By Michelle Wen
August 24, 1862 was a remarkable day in the history of Seattle. It was the first time a circus had ever come to town.
Reader, I hear you gasp in shock, “Why?” “Why did we suffer such deprivation?” “Is it not a truth universally acknowledged that there is no greater joy than a tiny monkey in a dress riding a shetland pony?”
A circus in San Francisco and Boston would make grown men weep with joy, animate the bedridden, fill all with special excited tingles. Not so in Seattle! In 1862, Seattle was full of proud, lumbering, bearded men and tough, salty women; folks who eked out a living from the unforgiving sea and the cruel dark forests of the hinterland; folks with no patience for clowning around.
The Barnum and Bailey Circus was the first to venture to Seattle. Some say the BBC had no choice but to resort to Seattle after it had packed one too many pachyderms into party cannons – news of which spread across the circus hubs of the Eastern seaboard.
Regardless, the show began immediately upon the unveiling of a giant orb by a monocled man and his loping gibbon sidekick Murphy Brown, which was met with boos and other naysayings. Local reporter Filbert S. Fitzgerald said of the scene:
0 Stars. Utterly uninspired, charmless and wretched! One could spend a better morning scrubbing mildew down the bottom of a well, or flagellating in the rectory.
According to the adjacent diary page of one Wilhelmina Burley, a salmon husbandry expert who had been pulled away from her morning fish milking by the ruckus, the tipping point was an anchor hurled by her friend “Big” Bertha Hargraves.
The news reports indicate that Bertha and the many others who joined her in tormenting the circus folk were widely seen as heroic defenders of the public trust. A series of popular cartoons were printed in the newspaper that week to illustrate this barrage, and used the dictation of town square stenographer Marlin Weighins for all the dialogue. Though the images have been smudged beyond printable quality, the speech bubbles remained legible and are transcribed below.
Fie! Ye dare throw an anchor at me, I make an anchor of you! In time the name Bertha will not be for a human, but for an anchor! One that cannot go backward, one that cannot progress forward, one that is, as said, an anchor, but to the entire city, not merely a single ship!
You ne’er do well! Begone the likes of you! Everyone toss fish in his general direction!
A fish? Ye dare toss a fish at Mystophocles, but cannot even hit me? Hark, be it known that for fishes come to land by way of mariners, this city will forever be beset by a ragtag group of mariners ever capable of pitching but never any good at hitting!
Oy, this will cut ye down to size! Boys, throw yer axes on 2. Two!
What convenience to have weaponry delivered to me at the moment when I most need it! Ye shall all luxuriate in instant delivery of goods and services, ignorant that like waters of a mighty river rising and rising, your homes and food will grow costly, and you’ll all be drowned like those fools who linger in the Amazon basin during floodtimes… but in debt!
Boiling with rage at these insults, the crowd determined the ringmaster ought to be put on trial by ordeal. With an axe in his leg, a head wound from the anchor, and fish guts in his eye, Mystophocles could hardly flee (as the rest of the circus had done).
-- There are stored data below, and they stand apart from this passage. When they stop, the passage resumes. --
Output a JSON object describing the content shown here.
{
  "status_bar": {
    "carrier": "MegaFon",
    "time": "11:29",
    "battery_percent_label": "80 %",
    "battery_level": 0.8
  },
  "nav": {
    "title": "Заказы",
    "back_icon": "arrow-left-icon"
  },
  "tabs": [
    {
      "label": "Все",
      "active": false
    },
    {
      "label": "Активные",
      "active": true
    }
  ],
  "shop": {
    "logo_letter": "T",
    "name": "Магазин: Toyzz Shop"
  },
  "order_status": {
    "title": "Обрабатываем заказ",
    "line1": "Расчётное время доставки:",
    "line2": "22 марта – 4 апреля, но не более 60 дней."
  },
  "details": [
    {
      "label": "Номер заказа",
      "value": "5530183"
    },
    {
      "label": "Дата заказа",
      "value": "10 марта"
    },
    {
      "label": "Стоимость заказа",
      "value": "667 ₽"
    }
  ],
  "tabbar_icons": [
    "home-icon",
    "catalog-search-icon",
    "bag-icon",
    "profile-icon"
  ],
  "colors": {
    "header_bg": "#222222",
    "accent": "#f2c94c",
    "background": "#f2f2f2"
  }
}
Tarred and feathered, he was left for dead by the waterfront.
This was the end of Master Mystophocyles.
Or was it?
In the early days of excavation for the Alaskan Way Viaduct, journal fragments were unearthed. A local group known as Mystopho-clites believe these to be belongings of the hapless ringmaster based on entries such as this:
Have decided to head to Seattle on August 24. Dreamed of mountains spewing fiery rivers of lava, flurries of ash falling. Not even endless rain could quench such disaster… Can better predict year and time of occurrence if I go there in person. Will save the city and be such a hero…
President of the Mystopho-clites Pleace Butterall said in a statement at the excavation site, “Some say Master Mystophocles’ words were predictions – others say they were curses. Either way, they will come true. If only we had not thrown that anchor. Or those axes. Or the fish. Or tarred and feathered him to death”.